Figure 3.

Romidepsin improves base editing efficiency by affecting the protein and gRNA expression levels and the chromatin state. (A) Flow cytometry analysis of the expression levels of ABE7.10–2A-EGFP, spCas9–2A-EGFP and BE3–2A-EGFP proteins in the presence and absence of romidepsin. The proportion of GFP-positive cells increased following romidepsin treatment. (B) Western blot assay to demonstrate the ABE7.10 protein expression levels in HEK293T/17 cells. The expression levels of ABE7.10 proteins increased in the presence of romidepsin. GAPDH is shown as a loading control. (C) Flow cytometry analysis of the expression levels of CMV, EFS, and hPGK promoter-driven ABE7.10-2A-EGFP proteins in the presence and absence of romidepsin.

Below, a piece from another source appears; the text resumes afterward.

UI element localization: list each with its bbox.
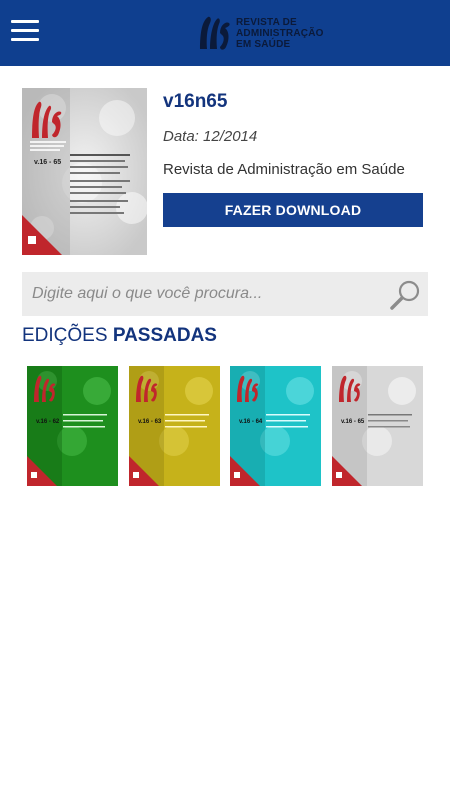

Romidepsin improved both EFS and hPGK promoter-driven protein expression. (D) Targeted deep sequencing analysis showed that romidepsin improved the base editing efficiency at both CCR5 and RNF2 sites in HEK293T/17 cells transfected with EFS- and hPGK promoter-driven ABE7.10 expressing plasmids. (E) Quantitative real-time PCR analysis for detecting gRNA expression levels. Romidepsin increased U6 promoter-driven gRNA expression levels. (F) Base editing efficiencies at four endogenous target sites in RNP delivered HEK293T/17 cells. (G) ChIP assay results at four endogenous target sites. The acetylation percentage at the four sites increased with romidepsin treatment. Error bars indicate SEM (n = 3); ns, not significant; P ≥ 0.05; *P < 0.05; **P < 0.01; ***P < 0.001; ****P < 0.0001 (using two-tailed Student's t-test).